Trump University: The cost of worshiping the wealthy



Donald Trump is a boorish, egomaniacal plutocrat. But we already knew that. That's not what bothers me today.

What bothers me is how many gullible people were eager to plop down $35,000 on Trump University (disclaimer: not a real university) in the hopes of getting rich like The Donald. Many of the poor students paid "tuition" with their credit card.

The truth is, the best way to become a billionaire is to inherit the money. That's how Donald Trump got rich: by inheriting up to $200 million from his father who made his fortune building FHA-backed (read: Big Government-subsidized) housing.

Trump is not alone.  Less than 40 percent of the Forbes 400 billionaires are self-made, according to the Columbia Journalism Review.  

The most recent study in the U.S. of self-made millionaires that I could find relied on a survey of 482 millionaires.  Only 3 percent said they inherited their wealth.  Mm-hm.  And in a separate survey of male billionaires, only 5 percent reported having a penis under 10 inches.

Kidding.  The fact is, Americans worship the wealthy.  And the wealthy worship themselves. Our politicians and media fawn over life's economic winners, attributing all sorts of super-human qualities to them. Then when a rich person turns out to be, well, more or less normal, the fawning escalates even higher. "My God, he acts just like you and me!" we cry in disbelief that somebody so rich could possibly not be a prick.  (At least during interviews and public appearances).

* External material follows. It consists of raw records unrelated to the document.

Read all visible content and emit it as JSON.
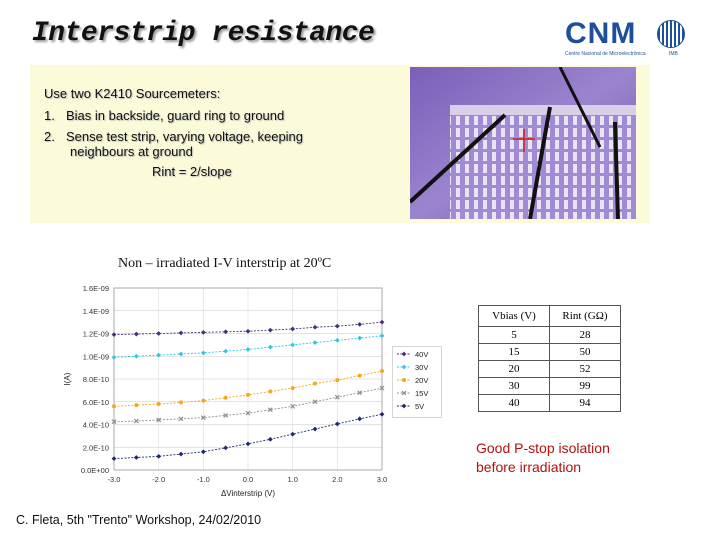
{
  "title": "Interstrip resistance",
  "logo": {
    "text": "CNM",
    "subtitle": "Centre Nacional de Microelectrònica",
    "tag": "IMB"
  },
  "setup": {
    "intro": "Use two K2410 Sourcemeters:",
    "items": [
      {
        "num": "1.",
        "text": "Bias in backside, guard ring to ground"
      },
      {
        "num": "2.",
        "text": "Sense test strip, varying voltage, keeping",
        "text2": "neighbours at ground"
      }
    ],
    "formula": "Rint = 2/slope"
  },
  "chart_title": "Non – irradiated I-V interstrip at 20ºC",
  "chart_data": {
    "type": "scatter",
    "xlabel": "ΔVinterstrip (V)",
    "ylabel": "I(A)",
    "xlim": [
      -3.0,
      3.0
    ],
    "ylim": [
      0,
      1.6e-09
    ],
    "xticks": [
      "-3.0",
      "-2.0",
      "-1.0",
      "0.0",
      "1.0",
      "2.0",
      "3.0"
    ],
    "yticks": [
      "0.0E+00",
      "2.0E-10",
      "4.0E-10",
      "6.0E-10",
      "8.0E-10",
      "1.0E-09",
      "1.2E-09",
      "1.4E-09",
      "1.6E-09"
    ],
    "x": [
      -3.0,
      -2.5,
      -2.0,
      -1.5,
      -1.0,
      -0.5,
      0.0,
      0.5,
      1.0,
      1.5,
      2.0,
      2.5,
      3.0
    ],
    "series": [
      {
        "name": "40V",
        "color": "#4a2f7d",
        "marker": "diamond",
        "values": [
          1.19e-09,
          1.195e-09,
          1.2e-09,
          1.205e-09,
          1.21e-09,
          1.215e-09,
          1.22e-09,
          1.23e-09,
          1.24e-09,
          1.255e-09,
          1.265e-09,
          1.28e-09,
          1.3e-09
        ]
      },
      {
        "name": "30V",
        "color": "#2ec7e6",
        "marker": "diamond",
        "values": [
          9.9e-10,
          1e-09,
          1.01e-09,
          1.02e-09,
          1.03e-09,
          1.045e-09,
          1.06e-09,
          1.08e-09,
          1.1e-09,
          1.12e-09,
          1.14e-09,
          1.16e-09,
          1.18e-09
        ]
      },
      {
        "name": "20V",
        "color": "#f5a623",
        "marker": "circle",
        "values": [
          5.6e-10,
          5.7e-10,
          5.8e-10,
          5.95e-10,
          6.1e-10,
          6.35e-10,
          6.6e-10,
          6.9e-10,
          7.2e-10,
          7.6e-10,
          7.9e-10,
          8.3e-10,
          8.7e-10
        ]
      },
      {
        "name": "15V",
        "color": "#8f8f8f",
        "marker": "x",
        "values": [
          4.25e-10,
          4.3e-10,
          4.4e-10,
          4.5e-10,
          4.6e-10,
          4.8e-10,
          5e-10,
          5.3e-10,
          5.6e-10,
          6e-10,
          6.4e-10,
          6.8e-10,
          7.2e-10
        ]
      },
      {
        "name": "5V",
        "color": "#1f2a6e",
        "marker": "diamond",
        "values": [
          1e-10,
          1.1e-10,
          1.2e-10,
          1.4e-10,
          1.6e-10,
          1.95e-10,
          2.3e-10,
          2.7e-10,
          3.15e-10,
          3.6e-10,
          4.05e-10,
          4.5e-10,
          4.9e-10
        ]
      }
    ],
    "legend": "right"
  },
  "table": {
    "headers": [
      "Vbias (V)",
      "Rint (GΩ)"
    ],
    "rows": [
      [
        "5",
        "28"
      ],
      [
        "15",
        "50"
      ],
      [
        "20",
        "52"
      ],
      [
        "30",
        "99"
      ],
      [
        "40",
        "94"
      ]
    ]
  },
  "note": {
    "line1": "Good P-stop isolation",
    "line2": "before irradiation"
  },
  "footer": "C. Fleta, 5th \"Trento\" Workshop, 24/02/2010",
  "colors": {
    "title_shadow": "#9a9a9a",
    "box_bg": "#fbfbd9",
    "note": "#b3110e",
    "logo": "#1d4f9a"
  }
}
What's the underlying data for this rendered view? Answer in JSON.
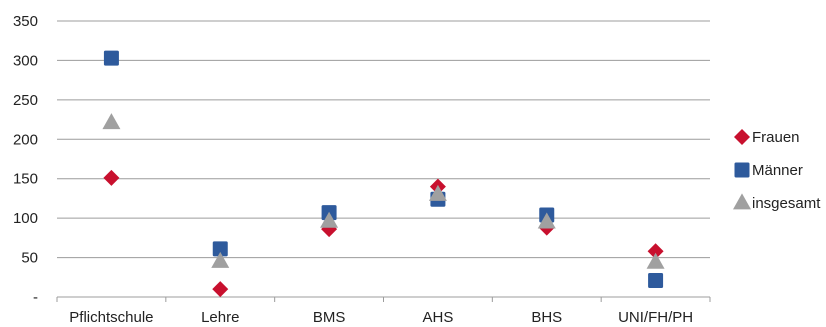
{
  "chart_data": {
    "type": "scatter",
    "title": "",
    "xlabel": "",
    "ylabel": "",
    "categories": [
      "Pflichtschule",
      "Lehre",
      "BMS",
      "AHS",
      "BHS",
      "UNI/FH/PH"
    ],
    "ylim": [
      0,
      350
    ],
    "yticks": [
      {
        "value": 0,
        "label": "-"
      },
      {
        "value": 50,
        "label": "50"
      },
      {
        "value": 100,
        "label": "100"
      },
      {
        "value": 150,
        "label": "150"
      },
      {
        "value": 200,
        "label": "200"
      },
      {
        "value": 250,
        "label": "250"
      },
      {
        "value": 300,
        "label": "300"
      },
      {
        "value": 350,
        "label": "350"
      }
    ],
    "grid": true,
    "legend_position": "right",
    "series": [
      {
        "name": "Frauen",
        "marker": "diamond",
        "color": "#C8102E",
        "values": [
          151,
          10,
          86,
          140,
          88,
          58
        ]
      },
      {
        "name": "Männer",
        "marker": "square",
        "color": "#2E5A9C",
        "values": [
          303,
          61,
          107,
          124,
          104,
          21
        ]
      },
      {
        "name": "insgesamt",
        "marker": "triangle",
        "color": "#A0A0A0",
        "values": [
          221,
          45,
          96,
          130,
          95,
          44
        ]
      }
    ]
  }
}
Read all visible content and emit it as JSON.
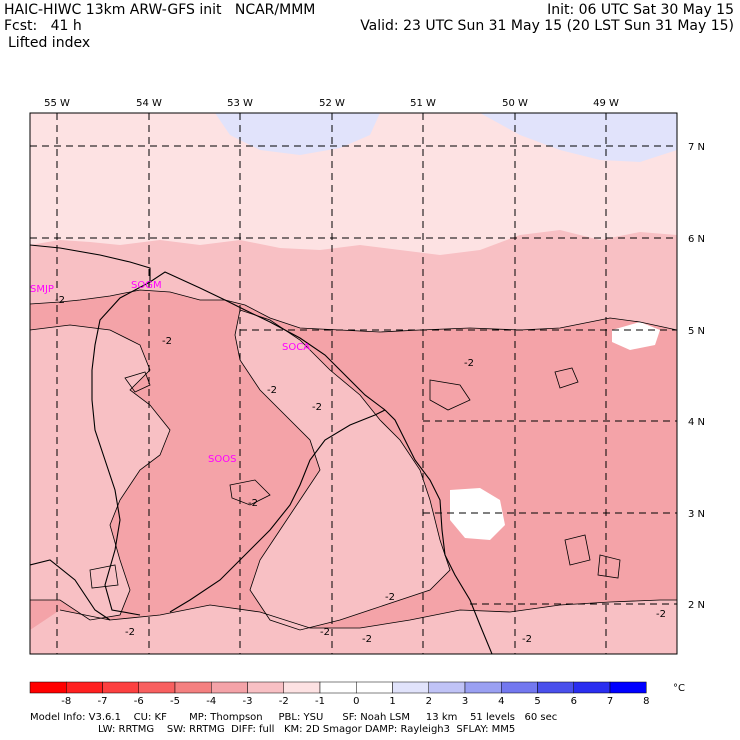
{
  "header": {
    "left_line1": "HAIC-HIWC 13km ARW-GFS init   NCAR/MMM",
    "left_line2": "Fcst:   41 h",
    "left_line3": "Lifted index",
    "right_line1": "Init: 06 UTC Sat 30 May 15",
    "right_line2": "Valid: 23 UTC Sun 31 May 15 (20 LST Sun 31 May 15)"
  },
  "map": {
    "lon_labels": [
      "55 W",
      "54 W",
      "53 W",
      "52 W",
      "51 W",
      "50 W",
      "49 W"
    ],
    "lat_labels": [
      "7 N",
      "6 N",
      "5 N",
      "4 N",
      "3 N",
      "2 N"
    ],
    "stations": [
      "SMJP",
      "SOGM",
      "SOCA",
      "SOOS"
    ],
    "contour_label": "-2",
    "colors": {
      "li_minus3": "#f4a3a8",
      "li_minus2": "#f8c0c4",
      "li_minus1": "#fde2e3",
      "li_zero": "#ffffff",
      "li_plus1": "#e1e3fb",
      "station": "#ff00ff"
    }
  },
  "colorbar": {
    "labels": [
      "-8",
      "-7",
      "-6",
      "-5",
      "-4",
      "-3",
      "-2",
      "-1",
      "0",
      "1",
      "2",
      "3",
      "4",
      "5",
      "6",
      "7",
      "8"
    ],
    "unit": "°C",
    "colors": [
      "#ff0000",
      "#ff2020",
      "#fc4040",
      "#f86060",
      "#f48080",
      "#f4a3a8",
      "#f8c0c4",
      "#fde2e3",
      "#ffffff",
      "#ffffff",
      "#e1e3fb",
      "#c0c3f6",
      "#9aa0f2",
      "#7378ef",
      "#4a50ec",
      "#2a2ef0",
      "#0000ff"
    ]
  },
  "footer": {
    "line1": "Model Info: V3.6.1    CU: KF       MP: Thompson     PBL: YSU      SF: Noah LSM     13 km    51 levels   60 sec",
    "line2": "LW: RRTMG    SW: RRTMG  DIFF: full   KM: 2D Smagor DAMP: Rayleigh3  SFLAY: MM5"
  }
}
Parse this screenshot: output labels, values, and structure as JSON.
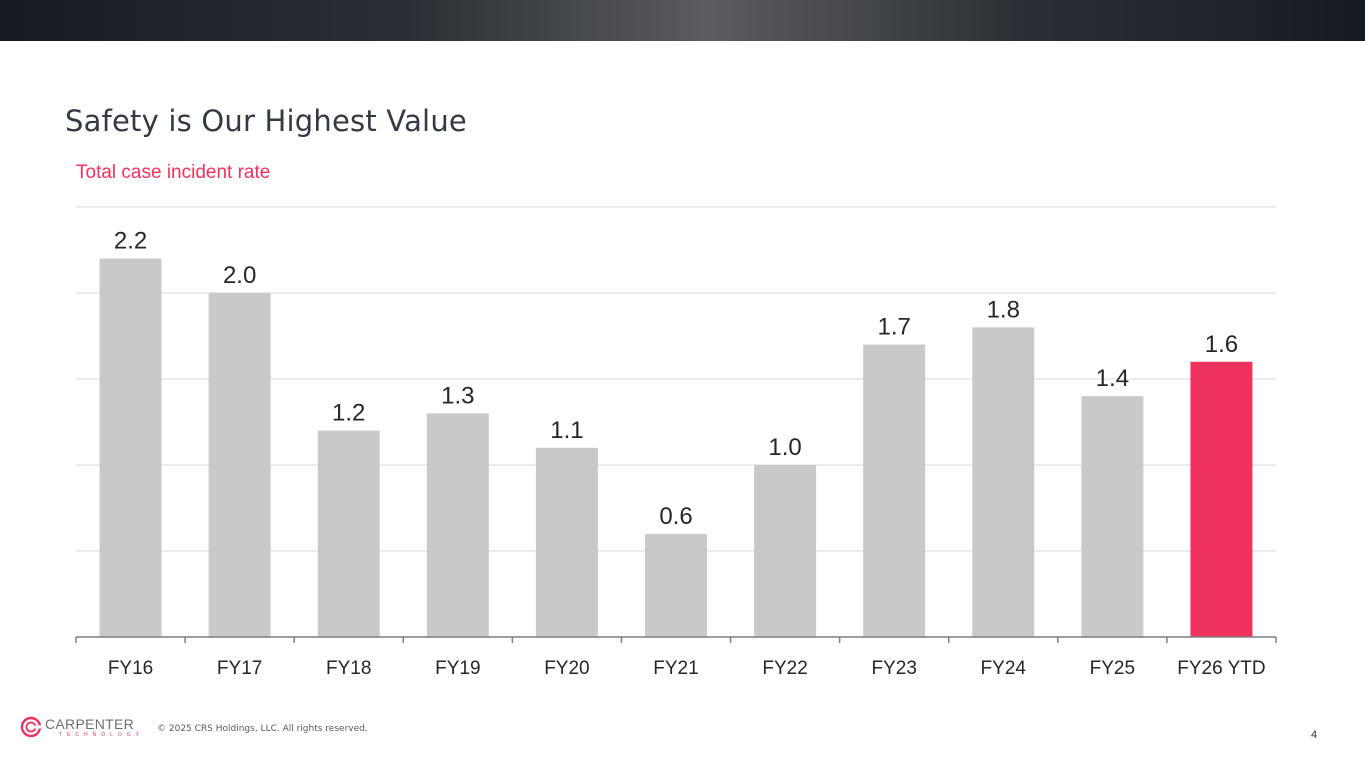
{
  "slide": {
    "title": "Safety is Our Highest Value",
    "subtitle": "Total case incident rate",
    "page_number": "4"
  },
  "footer": {
    "logo_name": "CARPENTER",
    "logo_sub": "TECHNOLOGY",
    "copyright": "© 2025 CRS Holdings, LLC. All rights reserved."
  },
  "colors": {
    "bar": "#c9c9c8",
    "highlight": "#f0325f",
    "accent": "#f0325f",
    "gridline": "#d9d9d9",
    "axis": "#7f7f7f",
    "text": "#262626"
  },
  "chart_data": {
    "type": "bar",
    "title": "Total case incident rate",
    "categories": [
      "FY16",
      "FY17",
      "FY18",
      "FY19",
      "FY20",
      "FY21",
      "FY22",
      "FY23",
      "FY24",
      "FY25",
      "FY26 YTD"
    ],
    "values": [
      2.2,
      2.0,
      1.2,
      1.3,
      1.1,
      0.6,
      1.0,
      1.7,
      1.8,
      1.4,
      1.6
    ],
    "data_labels": [
      "2.2",
      "2.0",
      "1.2",
      "1.3",
      "1.1",
      "0.6",
      "1.0",
      "1.7",
      "1.8",
      "1.4",
      "1.6"
    ],
    "highlight_category": "FY26 YTD",
    "ylim": [
      0,
      2.5
    ],
    "gridlines": [
      0.5,
      1.0,
      1.5,
      2.0,
      2.5
    ],
    "y_tick_labels_shown": false,
    "legend": "none"
  }
}
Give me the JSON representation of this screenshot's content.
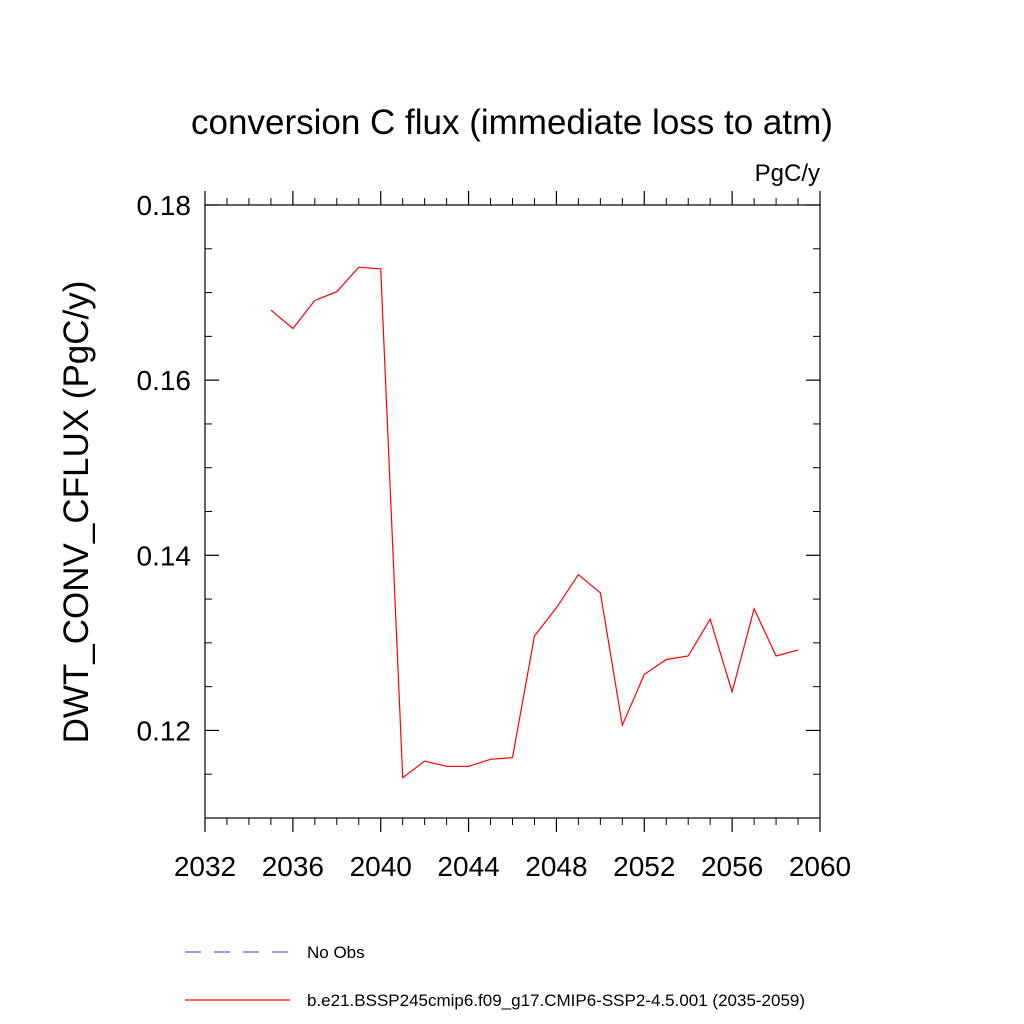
{
  "chart_data": {
    "type": "line",
    "title": "conversion C flux (immediate loss to atm)",
    "units": "PgC/y",
    "ylabel": "DWT_CONV_CFLUX  (PgC/y)",
    "xlabel": "",
    "xlim": [
      2032,
      2060
    ],
    "ylim": [
      0.11,
      0.18
    ],
    "x_ticks": [
      2032,
      2036,
      2040,
      2044,
      2048,
      2052,
      2056,
      2060
    ],
    "x_tick_labels": [
      "2032",
      "2036",
      "2040",
      "2044",
      "2048",
      "2052",
      "2056",
      "2060"
    ],
    "y_ticks": [
      0.12,
      0.14,
      0.16,
      0.18
    ],
    "y_tick_labels": [
      "0.12",
      "0.14",
      "0.16",
      "0.18"
    ],
    "grid": false,
    "legend_position": "bottom",
    "series": [
      {
        "name": "b.e21.BSSP245cmip6.f09_g17.CMIP6-SSP2-4.5.001 (2035-2059)",
        "color": "#ff0000",
        "dash": "solid",
        "x": [
          2035,
          2036,
          2037,
          2038,
          2039,
          2040,
          2041,
          2042,
          2043,
          2044,
          2045,
          2046,
          2047,
          2048,
          2049,
          2050,
          2051,
          2052,
          2053,
          2054,
          2055,
          2056,
          2057,
          2058,
          2059
        ],
        "values": [
          0.168,
          0.1659,
          0.1691,
          0.1701,
          0.1729,
          0.1727,
          0.1146,
          0.1165,
          0.1159,
          0.1159,
          0.1167,
          0.1169,
          0.1308,
          0.134,
          0.1378,
          0.1357,
          0.1206,
          0.1264,
          0.1281,
          0.1285,
          0.1327,
          0.1244,
          0.1339,
          0.1285,
          0.1292
        ]
      }
    ],
    "legend": [
      {
        "label": "No Obs",
        "color": "#6a5acd",
        "dash": "dashed"
      },
      {
        "label": "b.e21.BSSP245cmip6.f09_g17.CMIP6-SSP2-4.5.001 (2035-2059)",
        "color": "#ff0000",
        "dash": "solid"
      }
    ]
  }
}
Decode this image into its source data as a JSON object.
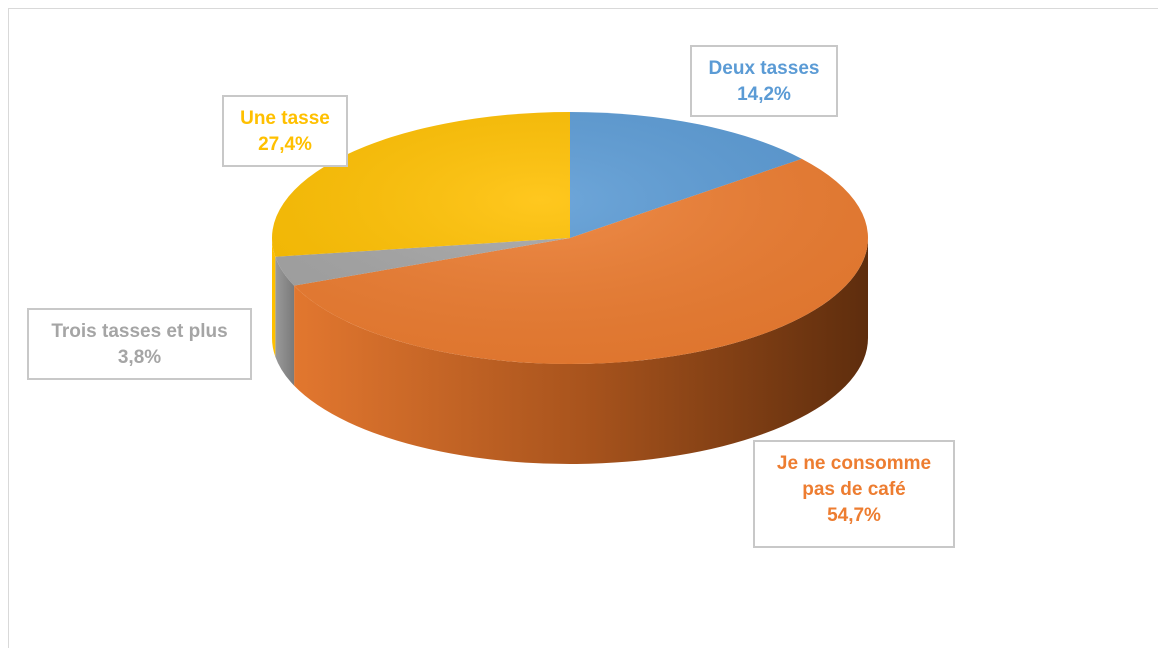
{
  "chart_data": {
    "type": "pie",
    "title": "",
    "style": "3d",
    "slices": [
      {
        "name": "Deux tasses",
        "label_lines": [
          "Deux tasses"
        ],
        "value": 14.2,
        "value_label": "14,2%",
        "color": "#5b9bd5",
        "label_color": "#5b9bd5"
      },
      {
        "name": "Je ne consomme pas de café",
        "label_lines": [
          "Je ne consomme",
          "pas de café"
        ],
        "value": 54.7,
        "value_label": "54,7%",
        "color": "#ed7d31",
        "label_color": "#ed7d31"
      },
      {
        "name": "Trois tasses et plus",
        "label_lines": [
          "Trois tasses et plus"
        ],
        "value": 3.8,
        "value_label": "3,8%",
        "color": "#a5a5a5",
        "label_color": "#a5a5a5"
      },
      {
        "name": "Une tasse",
        "label_lines": [
          "Une tasse"
        ],
        "value": 27.4,
        "value_label": "27,4%",
        "color": "#ffc000",
        "label_color": "#ffc000"
      }
    ],
    "legend": "none"
  }
}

There is a whole cottage industry of books, courses and websites that reveal what successful things millionaires do that we normal folks don't. If only we too would sleep 4 hours a night, drop out of school (or stay in school), take huge risks, max out our credit cards and invest all our savings in a simple idea, etc., etc. then we would be super-rich like them.

Sometimes the rich offer advice themselves -- and try to make $ millions off it, like Trump did here.  Other billionaires like Michael Bloomberg offer nuggets of wealth-building wisdom for free, such as: don't take bathroom breaks.  

What the rich often forget to mention is luck.  Yeah, luck.  I guarantee you there are thousands of people who have all the same habits as Bloomberg, including giving themselves urinary tract infections and skipping lunch, and yet they are not rich. Because luck plays a huge role in success. Including luck of birth. If anything, what differentiates the rich from the rest of us is their ability to recognize lucky moments and seize them.  But also having millions of dollars, a rich family or a company at your disposal when lucky moments come along tends to help.  

As Columbia business school professor Michael Maboussin reminds us, "your mind is expert at creating stories to explain results after the fact," and that goes for great success as well as failure.  So just as we shouldn't begrudge the success of the Donalds of the world, we should not attribute that success to their personal grandeur.